Ein Mann ca. 30 Jahre alt mit Rippen Frakturen, Brust-Trauma und Hemoneumotorax. Prognose ernst.
Eine Frau ca. 40 Jahre alt 45% der Haut verbrannt. Prognose sehr ernst.
Ein Mann ca. 40 Jahre alt mit Verbrennungen der Atemorgane. Prognose ernst.
Ein Mann ca. 40 Jahre alt mit Frakturen der Oberschenkels und des Beckens. Prognose ernst.
Hospital Niño Jesús: Ein Verletzter
Ein Junge ca. 8 Jahre alt mit einem gebrochenen Bein. Prognose mild.
Hospital La Princesa : Zwei Verletzte
Eine Frau, ca. 30-35 Jahre alt - Diagnose: Pneumothorax links, Polytrauma. Prognose vorbehaltlich ernst.
Eine Frau, ca. 27 Jahre alt - Diagnose: Starke Gesichtsverbrennungen. Prognose vorbehaltlich ernst.
Hospital Ramon y Cajal : Sechs Verletzte
Eine Frau. ca 56 Jahre alt - Diagnose: Kopfverletzungen. Prognose vorbehaltlich ernst.
Eine Frau ca. 42 Jahre alt - Diagnose: gebrochenen linken Oberschenkel. Prognose: Vorbehalt.
Junge ca. 6 Jahre alt - Diagnose: Kopfhaut mit Kopf-Trauma, Verletzungen im Gesicht und an Extremitäten.
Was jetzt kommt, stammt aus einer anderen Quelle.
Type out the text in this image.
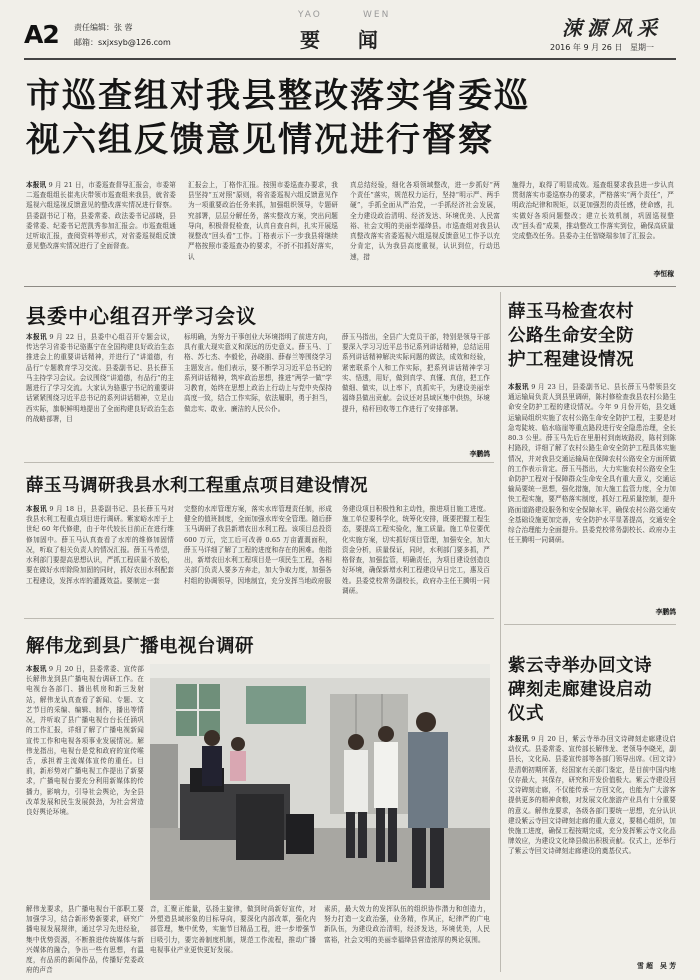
A2 责任编辑：张 蓉
邮箱：sxjxsyb@126.com
YAO	WEN
要    闻	涑源风采
2016 年 9 月 26 日   星期一
市巡查组对我县整改落实省委巡
视六组反馈意见情况进行督察

本报讯 9 月 21 日，市委巡查督导汇报会，市委第二巡查组组长崔兆庆带领市巡查组来我县，就省委巡视六组巡视反馈意见的整改落实情况进行督察。县委副书记丁格，县委常委、政法委书记邵晓，县委常委、纪委书记范凯秀参加汇报会。市巡查组通过听取汇报，查阅资料等形式，对省委巡视组反馈意见整改落实情况进行了全面督查。

汇报会上，丁格作汇报。按照市委巡查办要求，我县坚持“五对照”原则，将省委巡视六组反馈意见作为一项重要政治任务来抓，加强组织领导，专题研究部署，层层分解任务，落实整改方案，突出问题导向，积极督促检查，认真自查自纠，扎实开展巡视整改“回头看”工作。丁格表示下一步我县将继续严格按照市委巡查办的要求，不折不扣抓好落实，认

真总结经验，细化各项领域整改，进一步抓好“两个责任”落实，规范权力运行，坚持“明示严、两手硬”，手抓全面从严治党，一手抓经济社会发展，全力建设政治清明、经济发达、环境优美、人民富裕、社会文明的美丽幸福绛县。市巡查组对我县认真整改落实省委巡视六组巡视反馈意见工作予以充分肯定，认为我县高度重视，认识到位，行动迅速，措

施得力，取得了明显成效。巡查组要求我县进一步认真贯彻落实市委巡察办的要求，严格落实“两个责任”，严明政治纪律和规矩，以更加强烈的责任感，使命感，扎实做好各项问题整改；建立长效机制，巩固巡视整改“回头看”成果，推动整改工作落实到位，确保高质量完成整改任务。县委办主任智晓瑞参加了汇报会。

李恒稼
县委中心组召开学习会议

本报讯 9 月 22 日，县委中心组召开专题会议，传达学习省委书记骆惠宁在全国构建良好政治生态推进会上的重要讲话精神，并进行了“讲道德，有品行”专题教育学习交流。县委副书记、县长薛玉马主持学习会议。会议围绕“讲道德，有品行”的主题进行了学习交流。大家认为骆惠宁书记的重要讲话紧紧围绕习近平总书记的系列讲话精神，立足山西实际，旗帜鲜明地提出了全面构建良好政治生态的战略部署，目

标明确，为努力干事创业大环境指明了前进方向，具有重大现实意义和深远的历史意义。薛玉马、丁格、苏七杰、李毅伦，孙晓朋、薛春兰等围绕学习主题发言。他们表示，要不断学习习近平总书记的系列讲话精神，筑牢政治思想，推进“两学一做”学习教育，始终在思想上政治上行动上与党中央保持高度一致，结合工作实际，依法履职，勇于担当，做忠实、敢业、廉洁的人民公仆。

薛玉马指出，全县广大党员干部，特别是领导干部要深入学习习近平总书记系列讲话精神，总结运用系列讲话精神解决实际问题的做法，成效和经验，紧密联系个人和工作实际，把系列讲话精神学习实、悟透，用好，做到真学、真懂、真信，把工作做细、做实，以上率下，真抓实干，为建设美丽幸福绛县做出贡献。会议还对县域区集中供热，环境提升，秸秆回收等工作进行了安排部署。

李鹏鸽
薛玉马调研我县水利工程重点项目建设情况

本报讯 9 月 18 日，县委副书记、县长薛玉马对我县水利工程重点项目进行调研。紫家峪水库于上世纪 60 年代修建，由于年代较长目前正在进行维修加固中。薛玉马认真查看了水库的维修加固情况，听取了相关负责人的情况汇报。薛玉马希望，水利部门要提高思想认识，严抓工程质量不放松，要在做好水库除险加固的同时，抓好农田水利配套工程建设，发挥水库的灌溉效益。要制定一套

完整的水库管理方案，落实水库管理责任制，形成健全的值班制度，全面加强水库安全管理。随后薛玉马调研了我县新增农田水利工程。该项目总投资 600 万元，完工后可改善 0.65 万亩灌溉面积，薛玉马详细了解了工程的进度和存在的困难。他指出，新增农田水利工程项目是一项民生工程，各相关部门负责人要多方奔走，加大争取力度，加强各村组的协调领导，因地制宜，充分发挥当地政府服

务建设项目积极性和主动性，推进项目施工进度。施工单位要科学化，统筹化安排，既要把握工程生态，要提高工程实验化，施工质量。施工单位要优化实施方案，切实抓好项目管理，加强安全，加大资金分析，质量保证，同时，水利部门要多抓，严格督查，加强监管，明确责任，为项目建设创造良好环境，确保新增水利工程建设早日完工，惠及百姓。县委党校常务副校长，政府办主任王腾明一同调研。

薛玉马检查农村
公路生命安全防
护工程建设情况

本报讯 9 月 23 日，县委副书记、县长薛玉马带领县交通运输局负责人到县里调研，陈村修检查我县农村公路生命安全防护工程的建设情况。今年 9 月份开始，县交通运输局组织实施了农村公路生命安全防护工程，主要是对急弯陡坡、临水临崖等重点路段进行安全隐患治理，全长 80.3 公里。薛玉马先后在里册村到南坡路段，陈村到陈村路段，详细了解了农村公路生命安全防护工程具体实施情况，并对我县交通运输局在保障农村公路安全方面所做的工作表示肯定。薛玉马指出，大力实施农村公路安全生命防护工程对于保障群众生命安全具有重大意义，交通运输局要统一思想，强化措施，加大施工监管力度，全力加快工程实施，要严格落实制度，抓好工程质量控制，提升路面道路建设服务和安全保障水平，确保农村公路交通安全基础设施更加完善，安全防护水平显著提高，交通安全综合治理能力全面提升。县委党校常务副校长、政府办主任王腾明一同调研。

李鹏鸽
解伟龙到县广播电视台调研

本报讯 9 月 20 日，县委常委、宣传部长解伟龙到县广播电视台调研工作。在电视台各部门、播出机房和新三发射站，解伟龙认真查看了新闻、专题、文艺节目的采编、编辑、制作，播出等情况，并听取了县广播电视台台长任涵巩的工作汇报，详细了解了广播电视新闻宣传工作和电视各项事业发展情况。解伟龙指出，电视台是党和政府的宣传喉舌，承担着主流媒体宣传的重任。目前，新形势对广播电视工作提出了新要求，广播电视台要充分利用新媒体的传播力，影响力，引导社会舆论，为全县改革发展和民生发展鼓劲，为社会营造良好舆论环境。

解伟龙要求，县广播电视台干部职工要加强学习，结合新形势新要求，研究广播电视发展规律，通过学习先进经验，集中优势资源，不断推进传统媒体与新兴媒体的融合，争出一些有思想，有温度，有品质的新闻作品，传播好党委政府的声音

音，汇聚正能量，弘扬主旋律，做到时尚新好宣传，对外塑造县域形象的目标导向，要深化内部改革，强化内部管理，集中优势，实施节目精品工程，进一步增强节目吸引力，要完善制度机制，规范工作流程，推动广播电视事业产业更快更好发展。

素质，最大效力的发挥队伍的组织协作潜力和创造力，努力打造一支政治强，业务精，作风正，纪律严的广电新队伍，为建设政治清明，经济发达，环境优美，人民富裕，社会文明的美丽幸福绛县营造浓厚的舆论氛围。

紫云寺举办回文诗
碑刻走廊建设启动
仪式

本报讯 9 月 20 日，紫云寺举办回文诗碑刻走廊建设启动仪式。县委常委、宣传部长解伟龙、老领导李晓光，副县长，文化局、县委宣传部等各部门领导出席。《回文诗》是清朝初期所著，经国家有关部门鉴定，是目前中国内地仅存最大，其保存，研究和开发价值极大。紫云寺建设回文诗碑刻走廊，不仅能传承一方回文化，也能为广大游客提供更多的精神食粮，对发展文化旅游产业具有十分重要的意义。解伟龙要求，各级各部门要统一思想，充分认识建设紫云寺回文诗碑刻走廊的重大意义，要精心组织，加快施工进度，确保工程按期完成，充分发挥紫云寺文化品牌效应，为建设文化绛县做出积极贡献。仪式上，还举行了紫云寺回文诗碑刻走廊建设的奠基仪式。

雪 超   吴 芳
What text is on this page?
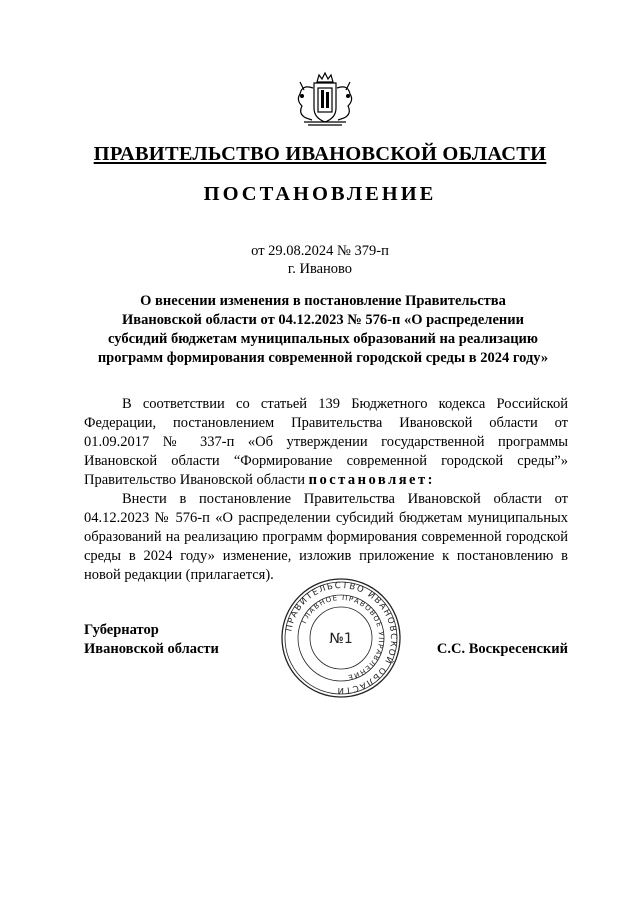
ПРАВИТЕЛЬСТВО ИВАНОВСКОЙ ОБЛАСТИ
ПОСТАНОВЛЕНИЕ
от 29.08.2024 № 379-п
г. Иваново
О внесении изменения в постановление Правительства
Ивановской области от 04.12.2023 № 576-п «О распределении
субсидий бюджетам муниципальных образований на реализацию
программ формирования современной городской среды в 2024 году»

В соответствии со статьей 139 Бюджетного кодекса Российской Федерации, постановлением Правительства Ивановской области от 01.09.2017 № 337-п «Об утверждении государственной программы Ивановской области “Формирование современной городской среды”» Правительство Ивановской области постановляет:

Внести в постановление Правительства Ивановской области от 04.12.2023 № 576-п «О распределении субсидий бюджетам муниципальных образований на реализацию программ формирования современной городской среды в 2024 году» изменение, изложив приложение к постановлению в новой редакции (прилагается).

Губернатор
Ивановской области
ПРАВИТЕЛЬСТВО ИВАНОВСКОЙ ОБЛАСТИ
ГЛАВНОЕ ПРАВОВОЕ УПРАВЛЕНИЕ
№1
С.С. Воскресенский
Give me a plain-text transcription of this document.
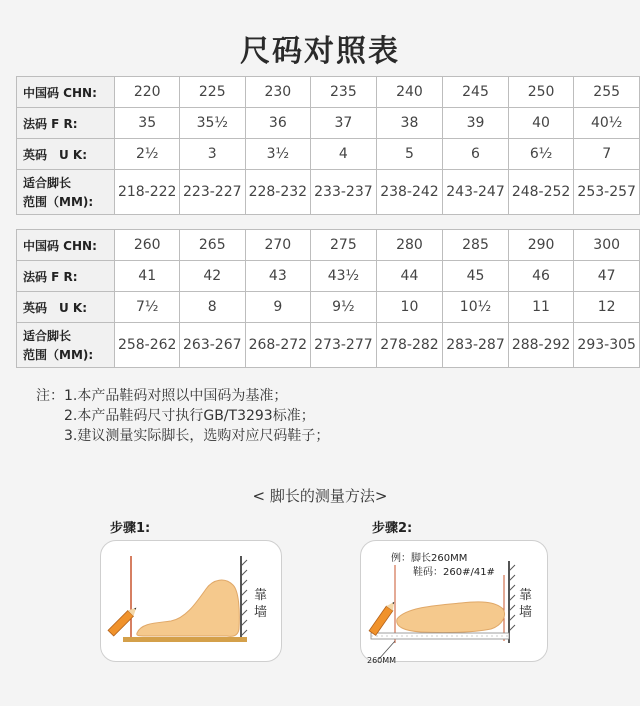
尺码对照表
中国码 CHN:	220	225	230	235	240	245	250	255
法码 F R:	35	35½	36	37	38	39	40	40½
英码　U K:	2½	3	3½	4	5	6	6½	7
适合脚长
范围（MM):	218-222	223-227	228-232	233-237	238-242	243-247	248-252	253-257
中国码 CHN:	260	265	270	275	280	285	290	300
法码 F R:	41	42	43	43½	44	45	46	47
英码　U K:	7½	8	9	9½	10	10½	11	12
适合脚长
范围（MM):	258-262	263-267	268-272	273-277	278-282	283-287	288-292	293-305
注：1.本产品鞋码对照以中国码为基准；
　　2.本产品鞋码尺寸执行GB/T3293标准；
　　3.建议测量实际脚长，选购对应尺码鞋子；
< 脚长的测量方法>
步骤1:	步骤2:
靠
墙
例：脚长260MM
鞋码：260#/41#
260MM
靠
墙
Kinderkardiologie (UVI.) Prognose Vorbehalt.
Ein Mann ca. 57 Jahre alt - Diagnose: gebrochenes Jochbein, gebrochenen rechten Oberschenkel und Sprunggelenkes, izqdo. Pulmonale Prellung. Prognose ernst.
Eine Frau ca. 50 Jahre alt - Diagnose TEC und Brust mit Pneumothorax sowie Frakturen an den unteren Gliedmaßen. Prognose ernst.
Eine Frau ca. 45 - 50 Jahre alt - Diagnose: Im Koma mit vielen Verletzungen. Prognose sehr ernst.